Encadré — Le chiffre Le Summer Sports Camp proposé du 29 juin au 28 août explore dix disciplines en cinq jours (tir à l’arc, basketball, bowling, football, golf, escalade, natation, tennis, padel, water-polo) avec un ratio d’un entraîneur pour huit enfants. Seize places par semaine, 450 euros le camp. Le programme commence chaque lundi ; les enfants reçoivent tee-shirt, casquette et sac à l’inscription.
Ce que cela dit du luxe contemporain
Il serait facile de lire Costa Navarino comme un parc de loisirs coté cinq étoiles. La lecture plus juste est celle d’un opérateur qui a compris que la famille CSP+ de 2026 ne cherche plus à mettre ses enfants à l’abri du monde pendant les grandes vacances — elle cherche à les y préparer. L’accès à des méthodologies d’entraînement développées pour des professionnels, transmises dans un cadre préservé et par des techniciens identifiés, constitue une forme de capital culturel que les grandes résidences de vacances de la génération précédente ne pouvaient pas offrir.
Ce déplacement — du resort comme parenthèse vers le resort comme accélérateur — traverse l’ensemble de l’offre messénienne. La journée de dégustation d’huile d’olive avec des experts locaux, les promenades philosophiques sur les traces de la Grèce antique, l’observation de la biodiversité à la lagune de Gialova : autant de propositions qui empruntent leur structure à la pédagogie plutôt qu’à l’hédonisme.

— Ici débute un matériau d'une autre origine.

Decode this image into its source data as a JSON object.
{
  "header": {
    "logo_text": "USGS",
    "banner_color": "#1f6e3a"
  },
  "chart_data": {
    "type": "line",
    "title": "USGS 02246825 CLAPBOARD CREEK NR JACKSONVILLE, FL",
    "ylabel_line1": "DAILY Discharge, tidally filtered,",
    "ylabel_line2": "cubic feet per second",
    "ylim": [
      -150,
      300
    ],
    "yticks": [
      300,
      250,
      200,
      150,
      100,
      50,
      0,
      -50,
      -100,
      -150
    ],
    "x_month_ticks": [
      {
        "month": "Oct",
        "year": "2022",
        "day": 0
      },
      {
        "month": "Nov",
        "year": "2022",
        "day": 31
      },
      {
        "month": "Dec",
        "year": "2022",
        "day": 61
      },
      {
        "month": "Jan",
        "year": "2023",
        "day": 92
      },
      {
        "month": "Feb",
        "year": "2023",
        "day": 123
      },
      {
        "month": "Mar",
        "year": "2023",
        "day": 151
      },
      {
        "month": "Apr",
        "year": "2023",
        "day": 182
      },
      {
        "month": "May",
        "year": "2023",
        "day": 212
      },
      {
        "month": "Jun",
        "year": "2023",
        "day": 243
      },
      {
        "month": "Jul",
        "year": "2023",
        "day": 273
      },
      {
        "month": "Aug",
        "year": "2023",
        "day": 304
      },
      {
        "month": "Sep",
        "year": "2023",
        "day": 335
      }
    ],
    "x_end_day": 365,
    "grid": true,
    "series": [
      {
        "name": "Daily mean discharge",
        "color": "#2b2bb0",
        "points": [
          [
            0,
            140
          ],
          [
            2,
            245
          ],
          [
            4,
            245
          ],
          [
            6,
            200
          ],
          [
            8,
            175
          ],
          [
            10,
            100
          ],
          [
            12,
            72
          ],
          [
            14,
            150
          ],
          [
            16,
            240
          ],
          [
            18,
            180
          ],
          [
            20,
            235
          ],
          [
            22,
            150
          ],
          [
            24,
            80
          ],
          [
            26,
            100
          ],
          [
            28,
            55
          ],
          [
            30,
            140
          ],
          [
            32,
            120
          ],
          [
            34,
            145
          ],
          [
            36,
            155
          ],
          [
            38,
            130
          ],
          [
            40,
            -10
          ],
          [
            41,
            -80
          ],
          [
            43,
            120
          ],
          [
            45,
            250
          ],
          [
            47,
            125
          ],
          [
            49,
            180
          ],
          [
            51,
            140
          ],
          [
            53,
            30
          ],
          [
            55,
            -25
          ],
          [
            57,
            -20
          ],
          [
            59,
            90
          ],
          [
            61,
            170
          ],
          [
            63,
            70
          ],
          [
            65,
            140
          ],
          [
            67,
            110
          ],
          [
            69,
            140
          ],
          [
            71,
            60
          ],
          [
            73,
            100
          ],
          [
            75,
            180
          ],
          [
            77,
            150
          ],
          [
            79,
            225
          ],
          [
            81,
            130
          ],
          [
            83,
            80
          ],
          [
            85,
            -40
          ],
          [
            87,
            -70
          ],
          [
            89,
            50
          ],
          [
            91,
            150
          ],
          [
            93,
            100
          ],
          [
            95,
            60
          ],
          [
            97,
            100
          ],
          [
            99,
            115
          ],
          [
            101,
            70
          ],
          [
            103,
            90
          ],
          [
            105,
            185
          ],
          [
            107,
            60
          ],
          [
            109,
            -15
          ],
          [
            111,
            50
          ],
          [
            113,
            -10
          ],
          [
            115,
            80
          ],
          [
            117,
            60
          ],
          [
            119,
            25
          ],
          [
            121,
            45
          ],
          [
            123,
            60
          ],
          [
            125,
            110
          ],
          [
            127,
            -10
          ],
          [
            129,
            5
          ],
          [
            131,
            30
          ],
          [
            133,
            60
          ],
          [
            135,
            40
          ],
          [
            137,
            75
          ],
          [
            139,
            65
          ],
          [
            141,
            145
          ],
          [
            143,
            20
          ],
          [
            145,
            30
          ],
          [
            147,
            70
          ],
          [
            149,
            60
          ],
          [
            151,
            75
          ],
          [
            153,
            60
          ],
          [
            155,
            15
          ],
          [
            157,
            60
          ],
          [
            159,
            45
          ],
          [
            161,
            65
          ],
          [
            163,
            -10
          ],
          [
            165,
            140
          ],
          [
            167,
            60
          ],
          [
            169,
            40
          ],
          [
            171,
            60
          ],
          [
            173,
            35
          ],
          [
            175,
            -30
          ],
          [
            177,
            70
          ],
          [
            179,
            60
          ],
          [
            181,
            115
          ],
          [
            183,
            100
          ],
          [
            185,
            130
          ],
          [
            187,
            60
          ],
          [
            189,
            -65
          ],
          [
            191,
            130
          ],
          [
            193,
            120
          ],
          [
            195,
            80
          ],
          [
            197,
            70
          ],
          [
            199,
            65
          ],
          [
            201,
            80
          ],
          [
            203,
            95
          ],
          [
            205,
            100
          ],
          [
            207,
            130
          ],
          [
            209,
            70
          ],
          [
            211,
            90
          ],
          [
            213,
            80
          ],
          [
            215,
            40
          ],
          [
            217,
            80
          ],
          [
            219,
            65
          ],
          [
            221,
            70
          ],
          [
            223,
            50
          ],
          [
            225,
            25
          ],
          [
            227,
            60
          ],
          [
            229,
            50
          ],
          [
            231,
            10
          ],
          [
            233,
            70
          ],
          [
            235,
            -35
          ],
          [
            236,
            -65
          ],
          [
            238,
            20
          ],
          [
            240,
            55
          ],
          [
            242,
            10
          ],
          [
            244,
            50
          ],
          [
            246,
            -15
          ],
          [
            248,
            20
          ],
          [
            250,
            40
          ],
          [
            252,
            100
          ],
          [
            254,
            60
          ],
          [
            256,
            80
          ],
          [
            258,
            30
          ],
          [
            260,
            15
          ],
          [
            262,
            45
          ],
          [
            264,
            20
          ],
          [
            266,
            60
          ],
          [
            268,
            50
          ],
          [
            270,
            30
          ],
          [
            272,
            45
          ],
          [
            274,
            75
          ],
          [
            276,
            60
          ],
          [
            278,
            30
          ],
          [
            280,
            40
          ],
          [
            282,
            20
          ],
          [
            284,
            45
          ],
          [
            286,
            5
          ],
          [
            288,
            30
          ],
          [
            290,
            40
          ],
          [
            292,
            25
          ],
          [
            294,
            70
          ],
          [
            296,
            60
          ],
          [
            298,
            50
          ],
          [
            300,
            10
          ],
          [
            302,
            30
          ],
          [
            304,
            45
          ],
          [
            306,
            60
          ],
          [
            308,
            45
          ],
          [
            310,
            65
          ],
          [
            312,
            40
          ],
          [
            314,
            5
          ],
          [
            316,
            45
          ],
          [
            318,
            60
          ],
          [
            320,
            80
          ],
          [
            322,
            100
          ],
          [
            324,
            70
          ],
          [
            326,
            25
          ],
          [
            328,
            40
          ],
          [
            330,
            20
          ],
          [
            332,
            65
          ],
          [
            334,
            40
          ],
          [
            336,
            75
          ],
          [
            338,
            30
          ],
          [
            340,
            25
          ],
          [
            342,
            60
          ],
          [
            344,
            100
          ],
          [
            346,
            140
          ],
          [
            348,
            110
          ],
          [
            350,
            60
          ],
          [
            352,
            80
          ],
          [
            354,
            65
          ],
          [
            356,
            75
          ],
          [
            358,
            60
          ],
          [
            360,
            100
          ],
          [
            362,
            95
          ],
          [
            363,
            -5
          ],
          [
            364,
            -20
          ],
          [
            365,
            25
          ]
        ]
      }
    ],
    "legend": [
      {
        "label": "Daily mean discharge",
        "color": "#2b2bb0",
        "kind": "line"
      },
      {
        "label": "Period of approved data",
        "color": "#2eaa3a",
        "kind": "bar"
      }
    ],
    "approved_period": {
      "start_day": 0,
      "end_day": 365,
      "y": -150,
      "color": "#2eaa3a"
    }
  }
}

La question que Costa Navarino ne pose pas explicitement, et qui mérite d’être posée, est celle de la pression que ce modèle fait peser sur les familles qui ne l’adoptent pas — ou sur les enfants qu’on y inscrit sans leur demander leur avis. Le sport travel comme fabrique du capital culturel juvénile a ses propres angles morts. Ce sera sans doute la prochaine mutation à observer.